Diakonie kritisiert neuerlichen Aufschub der Mindestsicherung

Wien (OTS) - "So schnell es bei Hilfspaketen für die Banken geht, so langsam geht es bei Existenzsicherung für die Ärmsten", kritisiert Diakonie-Direktor Michael Chalupka die weitere Verschiebung bei der Einführung der Mindestsicherung.

"Eindringlich möchte ich davor warnen, die Krise auf dem Rücken der Ärmsten auszutragen", sieht Chalupka die ersten Anzeichen dafür, "sozial Benachteiligte doppelt für die Finanzkrise zahlen zu lassen:
zuerst als Leidtragende von Arbeitslosigkeit und Armut, und dann als Opfer von Sparpakten und Verzögerungen wie bei der Mindestsicherung. Dieses Vorgehen ist fahrlässig. Dieser Sparkurs trifft gerade jene, die in der Krise am dringendsten Unterstützung brauchen. Es scheinen die Ärmsten zu sein, die jetzt als erste 'etwas für das Budget beitragen müssen'."

Laut Diakonie müssen die Verbesserungen im Mindestsicherungsentwurf wie Krankenversicherung, Entfall des Regress und Bescheidpflicht sofort umgesetzt werden. Die noch immer offenen Fragen wie Wohnen, Hilfe in besonderen Lebenslagen, Vollzug der Länder und neue Angebote des Arbeitsmarktservices könnten bei gutem Willen längst geklärt sein.
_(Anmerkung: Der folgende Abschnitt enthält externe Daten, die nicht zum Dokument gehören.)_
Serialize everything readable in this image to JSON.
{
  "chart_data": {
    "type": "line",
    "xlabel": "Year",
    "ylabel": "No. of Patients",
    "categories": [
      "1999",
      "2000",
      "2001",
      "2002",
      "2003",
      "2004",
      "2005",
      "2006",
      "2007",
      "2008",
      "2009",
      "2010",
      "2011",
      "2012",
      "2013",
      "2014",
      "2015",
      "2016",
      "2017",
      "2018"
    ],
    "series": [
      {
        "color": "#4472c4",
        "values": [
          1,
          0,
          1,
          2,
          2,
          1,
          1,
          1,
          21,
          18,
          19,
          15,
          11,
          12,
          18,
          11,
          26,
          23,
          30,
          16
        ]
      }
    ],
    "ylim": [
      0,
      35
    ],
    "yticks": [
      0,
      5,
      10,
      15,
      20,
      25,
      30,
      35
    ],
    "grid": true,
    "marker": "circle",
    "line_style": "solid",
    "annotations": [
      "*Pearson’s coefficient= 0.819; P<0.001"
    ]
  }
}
"Angesichts des hier wieder blockierenden Kompetenzdschungels zwischen Bund und Ländern zeigt sich, wie wichtig eine bundesweite Lösung für die Sozialhilfe gewesen wäre. Die jetzigen Verzögerungen sind Ausdruck dieses falsch verstandenen Föderalismus. Für Hilfesuchende wird es auch mit der Mindestsicherung weiter neun verschiedene Sozialhilfegesetze mit unterschiedlichsten nicht-existenzsichernden Regelungen geben", so Chalupka abschließend.